Bei den Rettern selbst allerdings ist die Infektionslage unterschiedlich. „Beim DRK in Stuttgart gibt es noch keine Erkrankten“, weiß Bangerter. Im Land dagegen habe es bereits einige Quarantänefälle gegeben. Bei den Maltesern ist noch nichts bekannt. „Bisher gibt es bei unserem Rettungsdienstpersonal keine Erkrankungen in den eigenen Reihen. Bei Verdachtsfällen würden wir die betroffenen Mitarbeitenden umgehend in Quarantäne schicken“, so Fässler. Bei anderen Organisationen ist von Verdachtsfällen bei Ehrenamtlichen die Rede.
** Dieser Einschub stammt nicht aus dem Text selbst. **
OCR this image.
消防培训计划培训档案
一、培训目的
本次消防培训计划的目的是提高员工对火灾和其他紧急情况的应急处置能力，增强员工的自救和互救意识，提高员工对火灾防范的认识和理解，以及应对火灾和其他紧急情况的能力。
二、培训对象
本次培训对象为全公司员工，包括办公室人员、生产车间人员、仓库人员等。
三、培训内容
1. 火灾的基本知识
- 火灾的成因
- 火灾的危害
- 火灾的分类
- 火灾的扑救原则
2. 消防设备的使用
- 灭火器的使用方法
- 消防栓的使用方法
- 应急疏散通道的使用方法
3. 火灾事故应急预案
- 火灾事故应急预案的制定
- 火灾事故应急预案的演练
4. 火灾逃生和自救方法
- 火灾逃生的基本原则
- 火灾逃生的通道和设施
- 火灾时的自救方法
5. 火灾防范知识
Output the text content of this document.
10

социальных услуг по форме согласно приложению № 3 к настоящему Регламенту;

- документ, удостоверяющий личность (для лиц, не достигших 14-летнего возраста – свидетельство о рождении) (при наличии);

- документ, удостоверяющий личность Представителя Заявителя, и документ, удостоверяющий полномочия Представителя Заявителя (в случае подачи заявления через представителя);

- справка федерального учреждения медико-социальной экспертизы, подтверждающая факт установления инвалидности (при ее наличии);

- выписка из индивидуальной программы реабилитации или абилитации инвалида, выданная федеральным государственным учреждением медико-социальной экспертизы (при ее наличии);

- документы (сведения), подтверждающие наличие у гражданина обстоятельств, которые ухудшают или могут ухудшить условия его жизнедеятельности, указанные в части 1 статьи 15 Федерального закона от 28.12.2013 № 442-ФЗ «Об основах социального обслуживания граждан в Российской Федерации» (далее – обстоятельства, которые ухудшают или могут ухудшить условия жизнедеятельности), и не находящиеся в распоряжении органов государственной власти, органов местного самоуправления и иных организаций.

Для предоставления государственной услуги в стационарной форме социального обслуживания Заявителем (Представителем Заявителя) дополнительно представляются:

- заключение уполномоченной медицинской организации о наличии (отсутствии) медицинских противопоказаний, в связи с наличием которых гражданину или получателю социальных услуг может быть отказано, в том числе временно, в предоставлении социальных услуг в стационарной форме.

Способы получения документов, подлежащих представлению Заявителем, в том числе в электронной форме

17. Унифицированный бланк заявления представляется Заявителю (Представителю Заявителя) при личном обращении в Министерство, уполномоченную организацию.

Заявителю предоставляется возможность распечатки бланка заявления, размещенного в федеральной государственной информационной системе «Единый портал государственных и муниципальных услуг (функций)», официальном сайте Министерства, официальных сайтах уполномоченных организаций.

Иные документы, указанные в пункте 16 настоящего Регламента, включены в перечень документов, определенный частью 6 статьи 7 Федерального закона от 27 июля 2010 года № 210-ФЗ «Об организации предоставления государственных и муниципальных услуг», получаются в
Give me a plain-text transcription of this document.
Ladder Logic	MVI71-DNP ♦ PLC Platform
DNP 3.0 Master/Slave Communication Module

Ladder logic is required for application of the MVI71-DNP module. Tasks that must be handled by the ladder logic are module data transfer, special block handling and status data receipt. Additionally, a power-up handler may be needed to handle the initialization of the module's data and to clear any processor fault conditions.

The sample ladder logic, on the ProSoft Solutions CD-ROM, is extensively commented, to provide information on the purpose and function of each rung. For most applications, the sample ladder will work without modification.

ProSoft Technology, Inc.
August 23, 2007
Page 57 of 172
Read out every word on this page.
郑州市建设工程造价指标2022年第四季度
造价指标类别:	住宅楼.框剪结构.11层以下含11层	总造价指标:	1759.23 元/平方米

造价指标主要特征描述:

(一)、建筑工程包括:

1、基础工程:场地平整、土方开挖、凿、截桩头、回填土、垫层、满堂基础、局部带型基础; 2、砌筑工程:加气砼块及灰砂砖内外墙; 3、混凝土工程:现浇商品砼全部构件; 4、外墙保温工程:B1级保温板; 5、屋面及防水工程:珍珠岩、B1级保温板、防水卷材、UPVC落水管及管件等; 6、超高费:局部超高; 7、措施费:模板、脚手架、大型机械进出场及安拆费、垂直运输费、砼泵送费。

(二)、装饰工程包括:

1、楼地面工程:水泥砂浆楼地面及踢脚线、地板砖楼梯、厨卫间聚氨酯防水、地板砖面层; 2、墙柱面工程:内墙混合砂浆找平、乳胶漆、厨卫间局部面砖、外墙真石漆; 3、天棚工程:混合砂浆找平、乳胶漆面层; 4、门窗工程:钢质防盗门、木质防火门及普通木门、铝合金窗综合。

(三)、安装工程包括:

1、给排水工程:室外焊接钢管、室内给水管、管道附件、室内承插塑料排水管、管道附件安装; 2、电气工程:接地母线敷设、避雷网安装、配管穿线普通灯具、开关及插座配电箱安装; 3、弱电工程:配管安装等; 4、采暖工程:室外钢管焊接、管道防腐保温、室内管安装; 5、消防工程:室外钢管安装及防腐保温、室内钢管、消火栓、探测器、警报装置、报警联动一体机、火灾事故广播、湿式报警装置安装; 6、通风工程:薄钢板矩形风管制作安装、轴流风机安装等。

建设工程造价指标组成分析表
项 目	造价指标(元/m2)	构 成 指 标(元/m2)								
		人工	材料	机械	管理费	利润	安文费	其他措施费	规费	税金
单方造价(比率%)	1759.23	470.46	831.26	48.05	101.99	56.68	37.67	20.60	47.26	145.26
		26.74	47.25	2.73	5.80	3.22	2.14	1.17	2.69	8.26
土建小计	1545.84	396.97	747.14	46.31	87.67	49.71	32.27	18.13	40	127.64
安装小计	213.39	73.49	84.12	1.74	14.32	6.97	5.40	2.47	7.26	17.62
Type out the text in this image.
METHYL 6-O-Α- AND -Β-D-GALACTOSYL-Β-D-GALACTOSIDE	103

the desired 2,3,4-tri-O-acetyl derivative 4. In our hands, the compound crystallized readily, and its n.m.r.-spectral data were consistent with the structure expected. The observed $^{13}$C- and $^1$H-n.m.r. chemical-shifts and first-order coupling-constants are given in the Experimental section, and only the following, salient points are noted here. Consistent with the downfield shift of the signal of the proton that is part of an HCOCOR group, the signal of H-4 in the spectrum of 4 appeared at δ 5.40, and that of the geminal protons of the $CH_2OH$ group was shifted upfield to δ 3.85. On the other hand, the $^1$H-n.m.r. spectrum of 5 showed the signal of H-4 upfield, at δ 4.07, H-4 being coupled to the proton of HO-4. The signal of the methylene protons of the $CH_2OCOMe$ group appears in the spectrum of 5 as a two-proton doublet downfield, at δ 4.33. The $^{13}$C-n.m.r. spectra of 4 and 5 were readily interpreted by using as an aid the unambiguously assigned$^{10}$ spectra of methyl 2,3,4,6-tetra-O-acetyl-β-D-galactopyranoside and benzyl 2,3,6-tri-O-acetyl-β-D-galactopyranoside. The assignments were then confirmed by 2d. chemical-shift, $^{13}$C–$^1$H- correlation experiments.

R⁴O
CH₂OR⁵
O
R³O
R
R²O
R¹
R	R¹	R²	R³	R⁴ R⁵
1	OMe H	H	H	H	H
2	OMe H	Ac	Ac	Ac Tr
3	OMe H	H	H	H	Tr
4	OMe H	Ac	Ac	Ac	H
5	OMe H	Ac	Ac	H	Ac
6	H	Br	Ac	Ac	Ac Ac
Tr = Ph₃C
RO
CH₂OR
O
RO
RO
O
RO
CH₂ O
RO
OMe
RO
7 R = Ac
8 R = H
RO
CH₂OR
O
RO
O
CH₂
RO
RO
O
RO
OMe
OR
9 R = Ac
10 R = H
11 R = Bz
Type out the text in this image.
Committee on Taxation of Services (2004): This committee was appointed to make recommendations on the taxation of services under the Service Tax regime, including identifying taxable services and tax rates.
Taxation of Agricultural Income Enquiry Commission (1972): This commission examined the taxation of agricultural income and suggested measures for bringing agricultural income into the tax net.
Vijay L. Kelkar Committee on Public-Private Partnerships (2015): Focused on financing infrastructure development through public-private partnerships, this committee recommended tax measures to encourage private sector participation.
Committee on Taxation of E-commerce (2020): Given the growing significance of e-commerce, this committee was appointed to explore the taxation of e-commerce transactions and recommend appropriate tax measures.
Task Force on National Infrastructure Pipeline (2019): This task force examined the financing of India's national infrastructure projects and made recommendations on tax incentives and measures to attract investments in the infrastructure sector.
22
Sonderregelungen für die Retter

Und was passiert, wenn sich die Krise ausweitet und auch beim Rettungspersonal größere Lücken klaffen? Dafür gibt es verschiedene Szenarien. „Mit dem Innenministerium sind bereits verschiedene Maßnahmen abgesprochen“, so Bangerter. Dazu gehört, dass Pflicht-Fortbildungen der Mitarbeiter ausgesetzt werden dürfen. Sollte das Personal knapp werden, sind weitere Lockerungen geplant. So dürfen nicht nur Notfallsanitäter und Rettungsassistenten Notarztfahrzeuge fahren, sondern auch Rettungssanitäter. „Wir fahren auf Sicht und passen die Lage je nach Bedarf an“, heißt es beim DRK.

Auch bei den Maltesern steht der Notfallplan. „Derzeit haben wir noch einen gut ausgestatteten Personalpool, Ausfälle könnten wir auch aus anderen Bereichen kurzfristig kompensieren“, sagt Joachim Fässler. Je nach Entwicklung der Lage würde man bei immer knapper werdenden Personalreserven versuchen, auf weitere ehrenamtliche Kräfte zurückzugreifen. „Die müssten dann aber von ihren Arbeitgebern freigestellt werden“, betont der Rettungsdienstchef. Um Engpässen bei der Materialbeschaffung entgegenzuwirken, habe man den umsichtigen Umgang mit Material festgelegt. Wer weiß, wann die Nachlieferungen kommen.

Bei Virus-Verdacht nicht den Notruf wählen

Angesichts einer sich möglicherweise zuspitzenden Lage ist den Rettern ein Punkt besonders wichtig: Wer den Verdacht einer Corona-Infektion hat, soll zunächst telefonisch mit dem Hausarzt oder dem ärztlichen Bereitschaftsdienst Kontakt aufnehmen. Auf keinen Fall sollen Betroffene auf eigene Faust direkt ins Krankenhaus gehen oder den Rettungsdienst alarmieren. „Ein solches Verhalten würde die Arbeit der Ambulanzen und den Rettungsdienst stark beeinträchtigen und überlasten“, warnt Fässler

Bleibt zu hoffen, dass dieses System weiter funktioniert. Sonst müssen sich die Menschen wohl an den Anblick von Rettern in Schutzanzügen, Masken und Brillen gewöhnen, die erst einmal Abstand halten.